Cricket Australia chairman David Peever has apologised to CBS Studios boss Armando Nunez after sending an email in which he referred to TEN as “bottom feeders.”

Cricket Australia has been doing a lot of apologising of late….

Fairfax reports Peever sent the email to Nunez after TEN and Nine made a joint bid for cricketing broadcast rights.

When Nunez was here during the Australian Grand Prix he reached out to Cricket Australia to discuss the bid which was rejected by CA.

“Unfortunately your team has completely messed this up,” Peever reportedly said.

“I expected much more given our discussions and the unique position we were affording 10. Franky (sic), the tactics are appalling on a number of levels.”

He suggested reaching out to CA CEO James Sutherland but said Nunez should not invite TEN’s local management “as I feel they are not prepared to challenge their operating model to be anything other than bottom feeders in this market”. Yikes.

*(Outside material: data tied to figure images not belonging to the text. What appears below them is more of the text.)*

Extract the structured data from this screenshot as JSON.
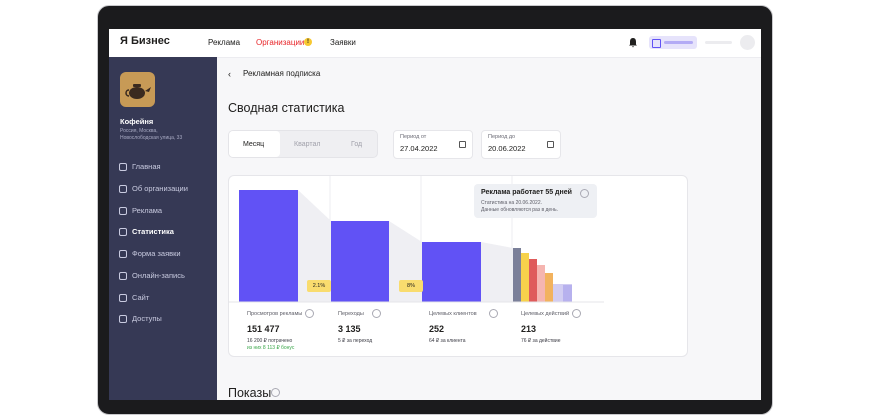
{
  "nav": {
    "logo": "Я Бизнес",
    "items": [
      "Реклама",
      "Организации",
      "Заявки"
    ],
    "badge": "!"
  },
  "sidebar": {
    "org_name": "Кофейня",
    "address": [
      "Россия, Москва,",
      "Новослободская улица, 33"
    ],
    "menu": [
      "Главная",
      "Об организации",
      "Реклама",
      "Статистика",
      "Форма заявки",
      "Онлайн-запись",
      "Сайт",
      "Доступы"
    ]
  },
  "page": {
    "back": "Рекламная подписка",
    "title": "Сводная статистика",
    "periods": [
      "Месяц",
      "Квартал",
      "Год"
    ],
    "date_from": {
      "label": "Период от",
      "value": "27.04.2022"
    },
    "date_to": {
      "label": "Период до",
      "value": "20.06.2022"
    }
  },
  "funnel": {
    "tooltip": {
      "title": "Реклама работает 55 дней",
      "lines": [
        "Статистика на 20.06.2022.",
        "Данные обновляются раз в день."
      ]
    },
    "conversions": [
      "2.1%",
      "8%"
    ],
    "metrics": [
      {
        "label": "Просмотров рекламы",
        "value": "151 477",
        "sub": [
          "16 200 ₽ потрачено",
          "из них 8 113 ₽ бонус"
        ]
      },
      {
        "label": "Переходы",
        "value": "3 135",
        "sub": [
          "5 ₽ за переход"
        ]
      },
      {
        "label": "Целевых клиентов",
        "value": "252",
        "sub": [
          "64 ₽ за клиента"
        ]
      },
      {
        "label": "Целевых действий",
        "value": "213",
        "sub": [
          "76 ₽ за действие"
        ]
      }
    ]
  },
  "section": "Показы"
}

Over to you, cartoonists….

The meeting with Sutherland took place later that weekend, and it’s understood TEN chief executive Paul Anderson attended.

Peever has since apologised for the scathing comment.

Meanwhile there is more speculation of a joint Seven / Foxtel bid for cricket rights with CA seeking $150m a year.

CBS, TEN and Cricket Australia declined to comment, according to the article.

13 Responses

  1. Ten has garnered widespread approval of it’s treatment of the Big Bash – and in doing so has only helped improve the sports profile. As “bottom feeders” they knew the need to treat the franchise well to help build a summer audience.

    1. Its amazing how arrogant an organisation can be when they think they are in a position of power. Then bang, bang, bang a few scandals and those tough words said just days before come to bite you on the behind

      CA needs to learn how to eat humble pie – and I hope the most delicious pie they are forced to eat is a 6 year multichannel TV deal where the networks have paid unders and shafted most of the content over to pay networks.

      Remember, CA wants most of their content on free TV – thats where the audience is. They wont want BBL to go back to Fox and risk all those TV numbers and crowd attendance, but thats what they are staring down the barrel of right now

  2. Definitely not the way to do business. With 2 of their biggest stars out for 12 months the Australian cricket team is seriously devalued. It will be a long way back. CA will be lucky to get what 9 previously paid and 850 mill. or whatever they want now has to be a pipe dream. I don’t often agree with Shane Warne, but CA does need a clean out.

  3. How would Seven be able to accomodate both cricket and the final year of it’s tennis contract next summer? Possibly relegate the tennis to a SD multi-channel?

        1. Can Seven actually do that? They’re contracted for 2019 and I don’t know if that can legally change. You’d think Nine would be very eager otherwise and would’ve tried already?

          Remember, if Seven are successful, they may not get everything. If they don’t get BBL or only certain BBL, the Australian Open is still huge for prime-time (Seven themselves gloating at their 2018 success earlier this year).

      1. Two HD channels? That would be nice. On the Sunshine Coast we are still waiting for Seven to make its primary channel HD (like Brisbane). We’re not holding our breath!